Additionally, Universal Credit provides a consistent source of income for other living expenses, which may help homeowners manage their finances better during times of hardship.
However, it is essential to differentiate between housing support through Universal Credit and mortgage support, as they are assessed and provided under different policies.
What Should Homeowners On Benefits Consider Financially?
Homeowners receiving SMI or similar support must be aware of the financial implications:
- SMI is a loan that accrues interest over time
- The loan must be repaid when the home is sold or transferred
- The total amount repayable will depend on how long you received support and the amount paid
Long-term financial planning is essential. Homeowners should evaluate whether accepting SMI fits within their future plans, especially if they anticipate selling or refinancing the property.
It is advisable to seek independent financial advice or use services like Citizens Advice to understand the full impact of taking out an SMI loan.
Conclusion
To conclude, Housing Benefit is not available to UK homeowners with mortgages. However, the Support for Mortgage Interest (SMI) scheme offers a critical lifeline by covering mortgage interest costs through a repayable loan.
Homeowners receiving Universal Credit or other income-based benefits may also qualify for service charge support, especially if they live in leasehold or shared ownership homes.
Navigating the benefits system can be complex, but understanding what’s available ensures you don’t miss out on vital support during financially challenging times.
Frequently Asked Questions
What is the waiting period for SMI when claiming Universal Credit?
You must be receiving Universal Credit for 3 continuous months before you become eligible for SMI.
Does SMI cover both mortgage capital and interest?
No, SMI only covers the interest on your mortgage or eligible home improvement loans.
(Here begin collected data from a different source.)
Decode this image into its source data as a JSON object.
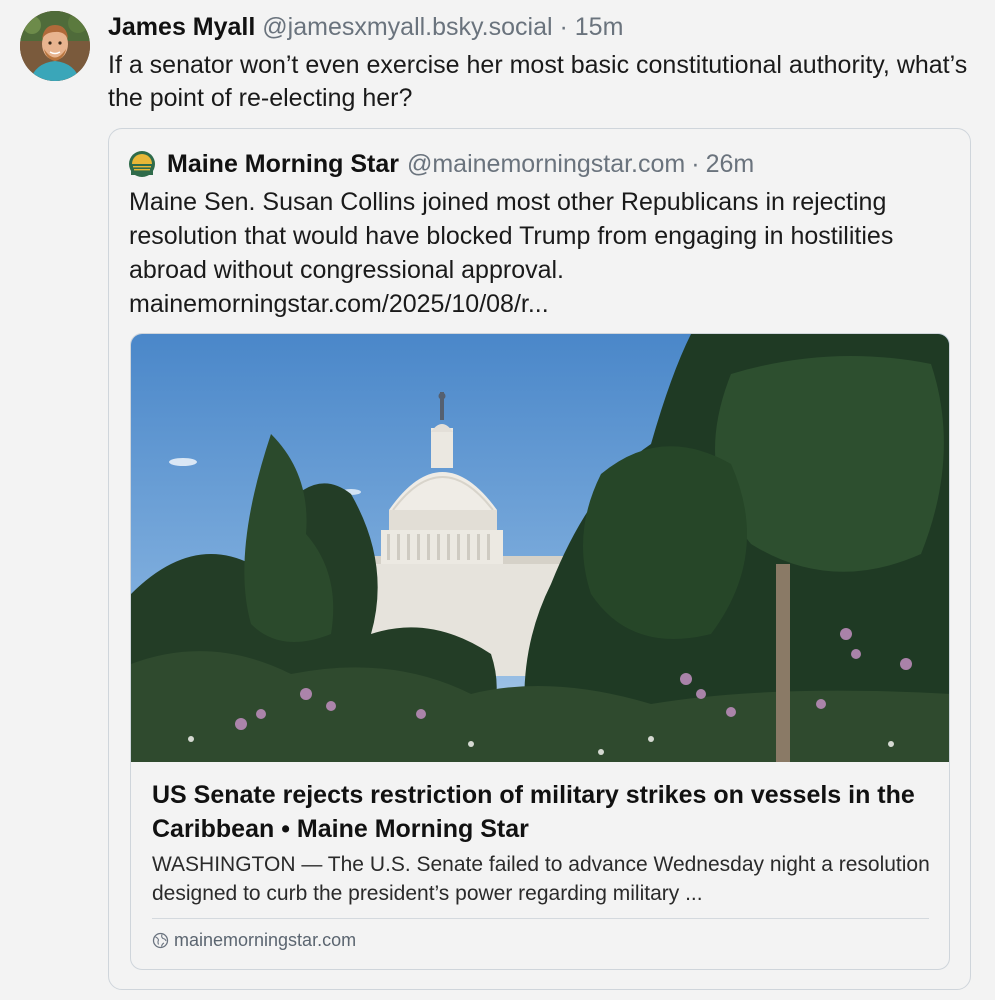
{
  "post": {
    "author_name": "James Myall",
    "handle": "@jamesxmyall.bsky.social",
    "separator": "·",
    "time": "15m",
    "text": "If a senator won’t even exercise her most basic constitutional authority, what’s the point of re-electing her?",
    "avatar_icon": "user-avatar-photo"
  },
  "quote": {
    "author_name": "Maine Morning Star",
    "handle": "@mainemorningstar.com",
    "separator": "·",
    "time": "26m",
    "text": "Maine Sen. Susan Collins joined most other Republicans in rejecting resolution that would have blocked Trump from engaging in hostilities abroad without congressional approval.",
    "link": "mainemorningstar.com/2025/10/08/r...",
    "avatar_icon": "sun-logo-icon"
  },
  "card": {
    "image_description": "capitol-dome-photo",
    "title": "US Senate rejects restriction of military strikes on vessels in the Caribbean • Maine Morning Star",
    "description": "WASHINGTON — The U.S. Senate failed to advance Wednesday night a resolution designed to curb the president’s power regarding military ...",
    "domain": "mainemorningstar.com",
    "domain_icon": "globe-icon"
  },
  "colors": {
    "background": "#f3f3f3",
    "border": "#cfd5db",
    "muted_text": "#6a737d",
    "logo_green": "#2f6b4a",
    "logo_gold": "#e8b737"
  }
}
Is Support for Mortgage Interest (SMI) free?
No, SMI is a loan. It must be repaid with interest when you sell or transfer ownership of your home.
Can I receive SMI if I own my home outright?
No, SMI is only for homeowners with an active mortgage or a qualifying home improvement loan.
Does Universal Credit pay service charges for homeowners?
Yes, under strict conditions, Universal Credit can help with service charges if you own a leasehold property and have been on UC for at least 9 months.
What happens to the SMI loan if I die?
The loan is usually repaid from your estate when the home is sold or transferred, unless passed on to a surviving spouse with an agreement in place.
Can I decline the SMI loan offer?
Yes, accepting SMI is voluntary. If you decline, you’ll need to make mortgage interest payments yourself.